SAN DIEGO – A controversial new book by psychologist Jonathan Haidt laments The Anxious Generation. The number of sleep-deprived high schoolers has climbed 13% in the United States, and young people do indeed have reasons to be jittery. While Haidt blames social media, members of Gen Z must also worry about the irresponsible debt levels that Baby Boomers and Generations X and Y (Millennials) are foisting onto their narrow shoulders.

As a proportion of GDP, US debt is rapidly shooting past the record levels of World War II. Interest payments this year will eat up 13.5% of the federal budget, a 2.6-fold increase from 2021. Half of young adults don’t think they will ever afford a home, yet they will be asked to pay for their grandparents’ profligacy.

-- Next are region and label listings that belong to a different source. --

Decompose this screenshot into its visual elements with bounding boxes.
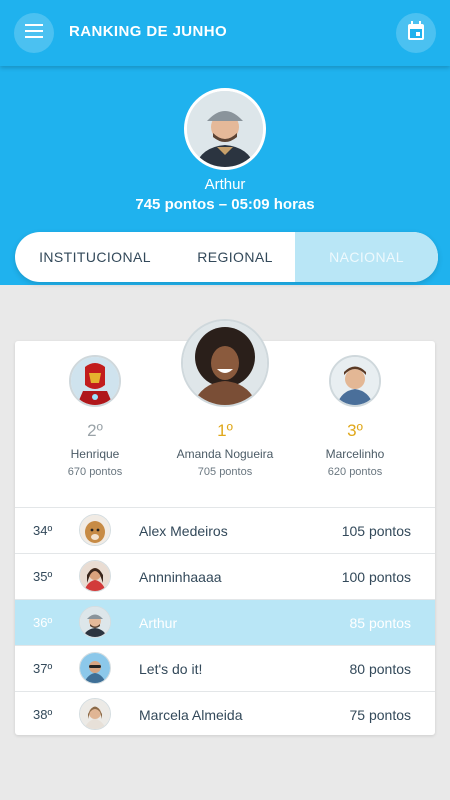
row-position: 34º bbox=[33, 523, 53, 538]
podium-points: 705 pontos bbox=[197, 466, 253, 478]
table-row[interactable]: 38º Marcela Almeida 75 pontos bbox=[15, 691, 435, 737]
podium-name: Marcelinho bbox=[325, 447, 385, 461]
podium: 2º Henrique 670 pontos 1º Amanda Nogueir… bbox=[15, 319, 435, 507]
row-points: 80 pontos bbox=[349, 660, 412, 677]
podium-name: Amanda Nogueira bbox=[176, 447, 274, 461]
podium-rank: 3º bbox=[347, 421, 363, 440]
row-points: 105 pontos bbox=[341, 522, 411, 539]
user-avatar bbox=[184, 88, 266, 170]
podium-rank: 1º bbox=[217, 421, 233, 440]
row-name: Marcela Almeida bbox=[139, 706, 243, 723]
table-row[interactable]: 35º Annninhaaaa 100 pontos bbox=[15, 553, 435, 599]
podium-points: 670 pontos bbox=[67, 466, 123, 478]
table-row[interactable]: 37º Let's do it! 80 pontos bbox=[15, 645, 435, 691]
row-position: 37º bbox=[33, 661, 53, 676]
podium-name: Henrique bbox=[70, 447, 120, 461]
avatar bbox=[79, 560, 111, 592]
row-points: 75 pontos bbox=[349, 706, 412, 723]
ranking-card: 2º Henrique 670 pontos 1º Amanda Nogueir… bbox=[15, 319, 435, 737]
avatar bbox=[79, 698, 111, 730]
avatar bbox=[79, 652, 111, 684]
avatar bbox=[181, 319, 269, 407]
avatar bbox=[79, 606, 111, 638]
app-bar: RANKING DE JUNHO bbox=[0, 0, 450, 66]
row-position: 35º bbox=[33, 569, 53, 584]
podium-points: 620 pontos bbox=[327, 466, 383, 478]
podium-rank: 2º bbox=[87, 421, 103, 440]
calendar-icon bbox=[407, 20, 425, 46]
table-row-current-user[interactable]: 36º Arthur 85 pontos bbox=[15, 599, 435, 645]
row-points: 85 pontos bbox=[349, 614, 412, 631]
avatar bbox=[79, 514, 111, 546]
row-points: 100 pontos bbox=[341, 568, 411, 585]
avatar bbox=[69, 355, 121, 407]
row-name: Alex Medeiros bbox=[139, 522, 228, 539]
avatar bbox=[329, 355, 381, 407]
user-name: Arthur bbox=[204, 176, 246, 193]
row-name: Annninhaaaa bbox=[139, 568, 222, 585]
row-position: 36º bbox=[33, 615, 53, 630]
menu-button[interactable] bbox=[14, 13, 54, 53]
tab-institucional[interactable]: INSTITUCIONAL bbox=[15, 232, 175, 282]
row-name: Arthur bbox=[139, 614, 178, 631]
user-score: 745 pontos – 05:09 horas bbox=[135, 196, 315, 213]
tab-regional[interactable]: REGIONAL bbox=[175, 232, 295, 282]
row-position: 38º bbox=[33, 707, 53, 722]
page-title: RANKING DE JUNHO bbox=[69, 23, 228, 40]
table-row[interactable]: 34º Alex Medeiros 105 pontos bbox=[15, 507, 435, 553]
tab-nacional[interactable]: NACIONAL bbox=[295, 232, 438, 282]
menu-icon bbox=[25, 23, 43, 43]
calendar-button[interactable] bbox=[396, 13, 436, 53]
ranking-list: 34º Alex Medeiros 105 pontos 35º Annninh… bbox=[15, 507, 435, 737]
ranking-scope-tabs: INSTITUCIONAL REGIONAL NACIONAL bbox=[15, 232, 438, 282]
row-name: Let's do it! bbox=[139, 660, 203, 677]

Even now, CNBC reports that one-quarter of Gen Z say they need a therapist to deal with tax-filing anxiety.

A dozen years ago – when rock-bottom interest rates prevailed – some of us started urging the US Treasury to lock in those favorable borrowing terms by issuing superlong 50- and 100-year bonds. That would have helped to prevent today’s spending from crippling future generations. But the Treasury mostly stuck to short-term borrowing, with the average duration of bonds at just five years. As a result, it is rolling over maturing debt at a steeper cost.